Qualcomm, a multinational corporation that specializes in wireless technologies, has been called the most conservative company in Big Tech in terms of the percentage of employee donations to Republicans. Even then, political donations from Qualcomm employees are still split 50/50 between Democrats and Republicans.
The most conservative tech company, as measured by employee donations to republicans, is Qualcomm — and it donates 50% to republicans and 50% to Democrats. https://t.co/v0T6ckzPGj
— Jay Yarow (@jyarow) July 2, 2020
“The most conservative tech company, as measured by employee donations to republicans, is Qualcomm — and it donates 50% to republicans and 50% to Democrats,” Jay Yarow tweeted Thursday.
With the 2020 elections only a few months away, the partisan gap in Big Tech has widened as tech employees send far greater sums of money to Democrats, CNBC reported. President Donald Trump has long criticized tech companies for their reported anti-conservative bias. The tech industry, meanwhile, has criticized many of Trump’s policies, especially immigration, CNN reported.
Fundraising data from the Center for Responsive Politics’ OpenSecrets revealed that each of the 17 tech companies valued at more than $100 billion saw at least 50% of their employee donations go to Democrats, including to presumptive Democratic nominee Joe Biden and to congressional candidates, CNBC reported.
OpenSecrets data on Netflix, for example, revealed 98% of employee donations went to Democrats. More specifically, Democrats received $340,485 while Republicans received $7,124, making Netflix the most liberal company in Big Tech, according to CNBC.
Fundraising data on Qualcomm, on the other hand, revealed a roughly 50/50 split between donations to Democrats and to Republicans. More specifically, Democrats received $289,336 while Republicans received $284,119, making Qualcomm the most conservative company in Big Tech, according to CNBC.
The tech industry’s support for the Democrats has held steady even though the industry has come under fire from Democrats over issues like market power and election interference, according to The Hill. (RELATED: Democrats Call To Regulate Big Tech While Raising Money Off Big Tech Execs)

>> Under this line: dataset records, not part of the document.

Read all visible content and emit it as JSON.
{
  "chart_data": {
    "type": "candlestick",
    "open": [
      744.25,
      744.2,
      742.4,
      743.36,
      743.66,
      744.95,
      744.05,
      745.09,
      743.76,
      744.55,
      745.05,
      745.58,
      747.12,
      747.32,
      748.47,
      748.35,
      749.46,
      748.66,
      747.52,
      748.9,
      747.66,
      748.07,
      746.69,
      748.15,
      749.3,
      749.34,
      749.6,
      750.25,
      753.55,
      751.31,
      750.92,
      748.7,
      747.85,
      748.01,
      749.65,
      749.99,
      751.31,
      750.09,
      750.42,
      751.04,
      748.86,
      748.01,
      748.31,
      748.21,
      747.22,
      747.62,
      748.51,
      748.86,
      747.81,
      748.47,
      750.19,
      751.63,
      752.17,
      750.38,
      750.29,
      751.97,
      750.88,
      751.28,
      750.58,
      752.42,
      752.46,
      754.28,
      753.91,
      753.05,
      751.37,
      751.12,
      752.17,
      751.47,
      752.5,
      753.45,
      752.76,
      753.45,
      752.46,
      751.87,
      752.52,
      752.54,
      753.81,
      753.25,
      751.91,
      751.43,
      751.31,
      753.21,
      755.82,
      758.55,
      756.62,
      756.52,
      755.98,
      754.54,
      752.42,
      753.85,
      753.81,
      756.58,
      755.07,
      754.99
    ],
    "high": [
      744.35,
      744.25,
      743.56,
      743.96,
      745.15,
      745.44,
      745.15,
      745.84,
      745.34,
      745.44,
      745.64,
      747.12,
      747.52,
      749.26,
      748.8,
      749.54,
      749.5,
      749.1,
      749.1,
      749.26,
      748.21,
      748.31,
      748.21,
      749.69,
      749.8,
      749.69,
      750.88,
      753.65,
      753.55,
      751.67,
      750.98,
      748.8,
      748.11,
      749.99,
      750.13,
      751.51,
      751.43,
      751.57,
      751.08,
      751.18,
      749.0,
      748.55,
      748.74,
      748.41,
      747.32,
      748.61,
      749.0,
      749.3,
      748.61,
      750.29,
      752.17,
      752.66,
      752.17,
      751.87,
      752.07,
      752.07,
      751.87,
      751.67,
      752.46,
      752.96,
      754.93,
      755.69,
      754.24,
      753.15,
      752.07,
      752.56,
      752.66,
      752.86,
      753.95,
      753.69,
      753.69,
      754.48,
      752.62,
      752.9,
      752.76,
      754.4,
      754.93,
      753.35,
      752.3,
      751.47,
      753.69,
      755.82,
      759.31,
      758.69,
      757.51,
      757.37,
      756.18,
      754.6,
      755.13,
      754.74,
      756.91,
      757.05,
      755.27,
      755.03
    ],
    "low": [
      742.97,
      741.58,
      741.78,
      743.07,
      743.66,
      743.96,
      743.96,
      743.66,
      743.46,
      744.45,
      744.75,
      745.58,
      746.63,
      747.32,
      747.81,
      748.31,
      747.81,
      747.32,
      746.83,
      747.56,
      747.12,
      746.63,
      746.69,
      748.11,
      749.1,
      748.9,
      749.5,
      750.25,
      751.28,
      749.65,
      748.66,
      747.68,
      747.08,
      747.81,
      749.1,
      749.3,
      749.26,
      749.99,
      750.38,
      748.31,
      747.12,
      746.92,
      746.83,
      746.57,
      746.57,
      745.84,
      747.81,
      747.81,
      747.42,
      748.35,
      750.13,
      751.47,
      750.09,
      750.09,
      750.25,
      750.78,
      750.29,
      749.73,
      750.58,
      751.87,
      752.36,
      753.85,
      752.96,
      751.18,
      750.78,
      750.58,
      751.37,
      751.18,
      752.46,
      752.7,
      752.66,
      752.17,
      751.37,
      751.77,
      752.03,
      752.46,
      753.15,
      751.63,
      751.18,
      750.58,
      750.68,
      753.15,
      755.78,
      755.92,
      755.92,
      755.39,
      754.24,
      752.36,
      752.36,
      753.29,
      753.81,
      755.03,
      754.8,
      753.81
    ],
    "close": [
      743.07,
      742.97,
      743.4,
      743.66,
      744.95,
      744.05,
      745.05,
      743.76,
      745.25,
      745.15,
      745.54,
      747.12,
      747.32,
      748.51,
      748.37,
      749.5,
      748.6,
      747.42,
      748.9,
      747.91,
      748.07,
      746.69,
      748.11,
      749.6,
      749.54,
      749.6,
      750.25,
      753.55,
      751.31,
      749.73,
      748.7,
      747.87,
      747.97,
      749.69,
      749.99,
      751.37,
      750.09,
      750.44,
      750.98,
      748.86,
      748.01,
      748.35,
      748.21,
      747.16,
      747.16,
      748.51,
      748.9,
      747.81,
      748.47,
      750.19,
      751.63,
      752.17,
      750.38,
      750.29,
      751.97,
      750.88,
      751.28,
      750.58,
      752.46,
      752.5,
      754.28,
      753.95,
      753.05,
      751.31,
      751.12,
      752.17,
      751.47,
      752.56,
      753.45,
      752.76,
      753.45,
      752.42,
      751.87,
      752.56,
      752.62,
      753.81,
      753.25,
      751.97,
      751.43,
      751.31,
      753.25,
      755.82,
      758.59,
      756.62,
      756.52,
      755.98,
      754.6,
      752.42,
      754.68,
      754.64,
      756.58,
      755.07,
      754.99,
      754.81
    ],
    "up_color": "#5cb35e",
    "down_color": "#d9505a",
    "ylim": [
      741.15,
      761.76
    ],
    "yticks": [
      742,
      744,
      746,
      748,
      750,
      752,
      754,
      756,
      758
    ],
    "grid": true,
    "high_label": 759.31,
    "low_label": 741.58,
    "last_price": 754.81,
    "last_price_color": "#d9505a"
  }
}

Facebook, for example, faced backlash from the Biden campaign after it refused to take down a Facebook post from the president that the campaign believed was a threat to violence. However, last week Facebook announced it would be expanding its hate speech rules and flagging content that violated its user policies, including from public officials like Trump.
Amazon is another company that has been criticized repeatedly by the president, who in 2018 said the company did not operate on an “even playing field.” Trump has also been critical of Amazon chief executive Jeff Bezos over his ownership of The Washington Post.
So sorry to hear the news about Jeff Bozo being taken down by a competitor whose reporting, I understand, is far more accurate than the reporting in his lobbyist newspaper, the Amazon Washington Post. Hopefully the paper will soon be placed in better & more responsible hands!
— Donald J. Trump (@realDonaldTrump) January 14, 2019
Google, which is owned by the parent company Alphabet, previously came under fire after internal communications between employees revealed discussions of censoring conservative media outlets. Google’s search algorithm was also reportedly creating blacklists of “fringe domains.” The company had even once offered to create a censored search engine for China.